The warm up is vital before any game of football, or indeed any training session, in order to avoid injuring oneself. Football is a game that regularly places considerable strain on the joints and muscles and therefore it is extremely important to complete a thorough warm-up regime. Its worth is reflected in the series of drills devised by the best coaches over the years to get the team ready.
Before starting any sport your muscles are cold and subsequently prone to being overstretched in any drastic bodily movement. Such movements are repeated continuously in any game of football; an overstretched leg in a tackle, or a quick 360º turn to evade an opposition player.
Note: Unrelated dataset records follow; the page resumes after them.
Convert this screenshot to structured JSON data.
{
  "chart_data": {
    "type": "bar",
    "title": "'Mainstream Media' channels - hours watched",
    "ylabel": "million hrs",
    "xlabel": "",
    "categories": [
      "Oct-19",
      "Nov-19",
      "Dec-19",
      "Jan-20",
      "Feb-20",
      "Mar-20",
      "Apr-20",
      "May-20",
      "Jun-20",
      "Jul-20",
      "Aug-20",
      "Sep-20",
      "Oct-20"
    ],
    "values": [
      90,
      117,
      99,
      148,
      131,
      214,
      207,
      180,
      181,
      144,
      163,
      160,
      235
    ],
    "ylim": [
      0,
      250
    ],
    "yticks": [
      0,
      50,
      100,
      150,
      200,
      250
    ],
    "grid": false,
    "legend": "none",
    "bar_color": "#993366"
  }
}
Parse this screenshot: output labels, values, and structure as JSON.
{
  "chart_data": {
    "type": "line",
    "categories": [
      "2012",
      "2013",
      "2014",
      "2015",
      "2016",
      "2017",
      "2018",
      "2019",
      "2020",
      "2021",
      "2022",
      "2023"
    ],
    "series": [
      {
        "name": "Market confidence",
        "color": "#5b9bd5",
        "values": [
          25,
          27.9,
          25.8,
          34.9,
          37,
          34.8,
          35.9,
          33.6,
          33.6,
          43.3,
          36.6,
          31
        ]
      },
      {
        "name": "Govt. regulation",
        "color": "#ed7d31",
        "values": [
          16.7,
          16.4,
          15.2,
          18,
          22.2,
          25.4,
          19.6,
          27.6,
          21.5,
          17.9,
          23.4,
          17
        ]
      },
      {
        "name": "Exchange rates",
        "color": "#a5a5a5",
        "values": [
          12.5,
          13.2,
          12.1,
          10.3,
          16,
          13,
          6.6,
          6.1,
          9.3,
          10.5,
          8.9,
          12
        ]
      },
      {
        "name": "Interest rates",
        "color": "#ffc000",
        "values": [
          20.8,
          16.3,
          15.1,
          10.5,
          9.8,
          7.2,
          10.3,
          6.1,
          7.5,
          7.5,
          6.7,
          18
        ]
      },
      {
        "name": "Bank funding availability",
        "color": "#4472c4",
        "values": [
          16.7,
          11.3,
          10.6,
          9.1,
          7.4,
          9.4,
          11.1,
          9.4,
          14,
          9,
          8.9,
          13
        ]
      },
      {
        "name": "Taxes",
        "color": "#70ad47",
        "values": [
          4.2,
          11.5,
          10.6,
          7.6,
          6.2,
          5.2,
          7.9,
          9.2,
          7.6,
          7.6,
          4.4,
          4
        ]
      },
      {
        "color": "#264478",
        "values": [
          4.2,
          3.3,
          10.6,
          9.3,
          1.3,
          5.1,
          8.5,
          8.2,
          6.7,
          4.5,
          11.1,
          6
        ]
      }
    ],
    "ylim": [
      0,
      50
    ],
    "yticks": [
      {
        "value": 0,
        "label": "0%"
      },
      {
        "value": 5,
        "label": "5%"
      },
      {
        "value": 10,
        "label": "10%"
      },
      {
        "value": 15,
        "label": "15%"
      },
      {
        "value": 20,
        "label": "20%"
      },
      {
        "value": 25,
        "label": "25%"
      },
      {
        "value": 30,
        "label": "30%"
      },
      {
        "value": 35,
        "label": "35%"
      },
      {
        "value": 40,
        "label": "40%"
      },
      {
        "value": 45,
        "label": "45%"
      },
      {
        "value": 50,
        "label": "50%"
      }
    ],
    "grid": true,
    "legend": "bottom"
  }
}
The aim of a warm-up is to gradually warm the muscles, avoiding any drastic movement of the limbs. After that, the objective is to statically stretch the muscles in preparation for the type of movements that you will do during the game. Stretches may therefore be quite different for a forward compared with a defender or, indeed, a goalkeeper.
A warm-up must be initiated by a gentle jog, probably in an area of 15-20 yards, maintaining a normal, gentle stride pattern. Later on in the warm-up this stride pattern can be varied. Common to most football warm-ups are the following running exercises that begin to stretch and to prepare the joints for the changes in pace that are frequent in any game of football:
To stretch the hips and stabilise the strength of the muscles and tendons around the ankle joints that are particularly vulnerable to injury in football. This exercise requires the lifting of the knees in turn as you run until the thigh is in a parallel position to the pitch.
To flex and strengthen the lower leg and achilles area, that is very vulnerable to injury. As you take each step, extend the ankle.
This exercise is used to loosen up the hips and involves moving the legs in a long and exaggerated stride pattern in time with the arms. The torso must be maintained straight and erect.
The aim of sideways running is to stretch out the hip and inner thigh area, that are frequently over-strained in football.
Running gently backwards helps to prepare and strengthen the quads and calf muscles for rigorous working during the game.
Such striding warm-up exercises can be followed by static stretching to isolate individual muscles such as the hamstring or calf, all of which require individual attention.
Very young players will probably not require such a rigorous stretching workout - some light running at varying speed levels should prove adequate. However, older players must warm-up and stretch as thoroughly as possible to avoid those pesky injuries that keep you on the sidelines.
After a game player should take part in a cool down session to help the muscles.
We will now follow former England, Aston Villa and Wovles manager Graham Talyor as he guides us with the finer points about warming up.
A thorough cool down, like a warm-up, is essential following any game of football or training session, but it is still often overlooked by many footballers. The aim of a cool down is to allow the body to gradually make the transition from a full exercise mode to a non-exercise state, therefore avoiding injury, stiffness and muscle tiredness the following day.
The benefits of an effective cool down session are numerous. Firstly, it assists the removal of waste products that accumulate in the muscles during rigorous exercise, such as lactic acid. Secondly, it works to gradually decrease the body temperature, heart rate and blood pressure and also, releases hormones that counter the effects of adrenaline, that can make you feel restless after strenuous exercise. Moreover, immediately following a football match is the ideal time to work on improving joint and muscle flexibility. The muscles are warm and can be more easily manipulated using stretching exercises.
The overarching result of an efficient cool down is improved recovery time of the footballer or athlete. In the modern game, footballers are increasingly called upon to play two or even three games a week and a proper cool down is therefore essential. Indeed, in recent years, the cool down exercise has become increasingly pivotal in the match and training regimes of professional football clubs.
Sometimes players neglect doing a cool down session owing to the cold conditions experienced in the British winter. However, that's no excuse - parts of the cool down can be completed inside the gym, or perhaps in the dressing room.
5-10 minutes of cool down is generally considered adequate and essentially involves gradually decreasing the intensity of exercise. In general terms, a cool down consists of a hard paced run with gradual reductions to reach jogging level, finishing in a brisk walk, with muscle stretching exercises incorporated at intervals.
Slowly reducing exercise intensity in this way helps to lower the heart rate gradually, avoiding a sudden cessation of strenuous activity that can actually force the heart to work harder initially. A gradual decline in heart rate reduces stress on the organ.
Following the run, various muscle groups must be stretched, especially those that are frequently strained in football, such as the hamstring and lower back muscles. As well as traditional stretching exercises, it is also advisable to do around 5 minutes of calisthenic type exercises, such as alternate toe touches with your legs apart and lying on your back and cycling legs in the air.
The cool down session should be finished with 2 minutes of jogging at a slow pace, while kicking arms and legs loose. After all that, you should feel the benefits the following morning (or, rather, not feel the side-effects of the previous morning!).